Source: ValuAnalysis Limited

“Whilst the left-hand chart simply shows the historical profile, the right-hand chart plots the future profile of rent derived from the current market value. Technically, it is an inverse discounted cash flow (DCF). At 8 per cent average trend growth until 2030,” ValuAnalysis’ team outlined.

Investors also expect a significant fade in line with historical trends and new corporate behaviour fostered by Covid-19.

In the simulation below, trend growth is increased to 10 per cent on average for the next four years, and 9.6 per cent for the next decade.

The analysts have changed the rent profile as shown on the right-hand chart, allowing for a more accurate sustainable rent around current levels, before fading.

Microsoft – historical operating rent and implied future profile $250

 

Source: ValuAnalysis Limited

The average rent of the next four years comes out at 29.1 per cent, and 28.5 per cent for the next 10 years.

“After that, as the chart makes clear, the fade is more pronounced, at 4.4 per cent per annum. This relatively benign profile corresponds to a share price of $250, some 35 per cent more than the current share price,” they noted.

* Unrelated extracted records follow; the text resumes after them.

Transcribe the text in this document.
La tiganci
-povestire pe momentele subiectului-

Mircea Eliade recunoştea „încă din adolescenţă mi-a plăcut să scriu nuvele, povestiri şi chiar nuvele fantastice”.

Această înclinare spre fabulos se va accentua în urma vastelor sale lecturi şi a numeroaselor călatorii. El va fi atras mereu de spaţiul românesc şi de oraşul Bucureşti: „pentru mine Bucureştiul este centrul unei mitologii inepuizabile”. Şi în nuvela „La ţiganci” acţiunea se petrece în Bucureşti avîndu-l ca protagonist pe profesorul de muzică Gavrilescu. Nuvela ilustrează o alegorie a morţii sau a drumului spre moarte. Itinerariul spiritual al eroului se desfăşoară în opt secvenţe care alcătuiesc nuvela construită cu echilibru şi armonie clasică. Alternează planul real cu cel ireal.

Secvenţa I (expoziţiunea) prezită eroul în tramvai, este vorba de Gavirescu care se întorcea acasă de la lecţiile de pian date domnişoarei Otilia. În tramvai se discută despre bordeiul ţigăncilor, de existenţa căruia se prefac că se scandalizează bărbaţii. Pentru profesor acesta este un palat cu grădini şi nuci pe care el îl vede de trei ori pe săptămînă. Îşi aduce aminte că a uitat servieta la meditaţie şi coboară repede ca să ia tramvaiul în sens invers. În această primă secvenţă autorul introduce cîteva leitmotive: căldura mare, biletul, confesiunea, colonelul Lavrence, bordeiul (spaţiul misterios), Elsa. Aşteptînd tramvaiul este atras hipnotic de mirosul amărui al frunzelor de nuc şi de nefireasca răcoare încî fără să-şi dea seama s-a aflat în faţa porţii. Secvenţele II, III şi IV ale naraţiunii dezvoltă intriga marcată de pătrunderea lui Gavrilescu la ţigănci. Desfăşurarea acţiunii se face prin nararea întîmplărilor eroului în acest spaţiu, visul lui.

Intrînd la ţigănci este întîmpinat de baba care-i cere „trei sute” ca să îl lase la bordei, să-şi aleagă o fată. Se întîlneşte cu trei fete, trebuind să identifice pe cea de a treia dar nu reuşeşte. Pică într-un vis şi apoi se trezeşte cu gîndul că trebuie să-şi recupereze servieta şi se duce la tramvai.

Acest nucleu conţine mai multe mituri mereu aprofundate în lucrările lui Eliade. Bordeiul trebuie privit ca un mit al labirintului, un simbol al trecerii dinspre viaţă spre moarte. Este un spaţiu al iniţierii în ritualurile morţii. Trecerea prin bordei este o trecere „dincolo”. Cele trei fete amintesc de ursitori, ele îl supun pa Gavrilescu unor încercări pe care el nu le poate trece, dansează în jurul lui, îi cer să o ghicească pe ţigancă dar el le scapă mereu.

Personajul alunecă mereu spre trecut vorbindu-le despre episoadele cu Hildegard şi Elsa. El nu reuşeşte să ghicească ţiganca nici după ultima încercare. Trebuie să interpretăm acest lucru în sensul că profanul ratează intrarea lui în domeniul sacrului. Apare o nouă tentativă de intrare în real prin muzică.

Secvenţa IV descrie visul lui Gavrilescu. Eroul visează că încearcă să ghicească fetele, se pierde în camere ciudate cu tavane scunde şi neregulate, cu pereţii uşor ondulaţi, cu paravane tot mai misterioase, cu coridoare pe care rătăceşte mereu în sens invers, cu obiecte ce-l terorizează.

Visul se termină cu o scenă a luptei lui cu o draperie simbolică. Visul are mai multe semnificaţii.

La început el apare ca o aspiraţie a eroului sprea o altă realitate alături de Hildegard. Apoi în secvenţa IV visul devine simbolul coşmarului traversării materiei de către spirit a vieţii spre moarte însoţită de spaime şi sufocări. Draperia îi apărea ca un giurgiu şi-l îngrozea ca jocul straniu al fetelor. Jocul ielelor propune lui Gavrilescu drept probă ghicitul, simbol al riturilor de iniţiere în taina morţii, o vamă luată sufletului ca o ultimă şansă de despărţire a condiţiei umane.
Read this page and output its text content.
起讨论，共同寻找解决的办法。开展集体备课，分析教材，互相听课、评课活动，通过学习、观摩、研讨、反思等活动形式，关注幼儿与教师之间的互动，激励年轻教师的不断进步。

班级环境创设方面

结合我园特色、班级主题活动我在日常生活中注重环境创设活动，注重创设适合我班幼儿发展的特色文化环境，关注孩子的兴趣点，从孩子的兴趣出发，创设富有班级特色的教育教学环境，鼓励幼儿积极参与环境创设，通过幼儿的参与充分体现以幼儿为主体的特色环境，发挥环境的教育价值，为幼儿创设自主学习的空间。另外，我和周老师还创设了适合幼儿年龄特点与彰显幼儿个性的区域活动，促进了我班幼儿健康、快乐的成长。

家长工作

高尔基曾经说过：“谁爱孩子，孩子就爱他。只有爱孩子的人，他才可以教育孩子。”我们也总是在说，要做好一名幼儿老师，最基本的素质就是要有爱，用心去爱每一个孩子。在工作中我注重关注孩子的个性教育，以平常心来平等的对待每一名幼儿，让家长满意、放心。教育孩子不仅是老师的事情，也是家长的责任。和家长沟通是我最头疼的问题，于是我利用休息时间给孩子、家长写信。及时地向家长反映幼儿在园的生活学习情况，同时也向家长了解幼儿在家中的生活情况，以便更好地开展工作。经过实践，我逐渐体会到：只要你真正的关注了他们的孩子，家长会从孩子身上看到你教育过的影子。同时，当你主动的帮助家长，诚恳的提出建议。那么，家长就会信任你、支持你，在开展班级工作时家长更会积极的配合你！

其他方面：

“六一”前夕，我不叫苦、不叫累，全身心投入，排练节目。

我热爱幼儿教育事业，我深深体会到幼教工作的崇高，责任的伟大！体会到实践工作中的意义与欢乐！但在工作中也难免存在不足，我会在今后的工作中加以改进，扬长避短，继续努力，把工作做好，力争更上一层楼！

This would, of course, mean that Microsoft would be larger than the whole FTSE 100, unless the UK market was also able to pull off a similar level of growth over the coming years.

“Like a tortoise, Microsoft may well take its time to reach that point. Investors are still sceptical, it seems, that it might even ever get there,” ValuAnalysis finished. “Yet history and luck have gifted the company with exceptionally benign tail winds in an environment of hurricanes leading sometimes to devastation.”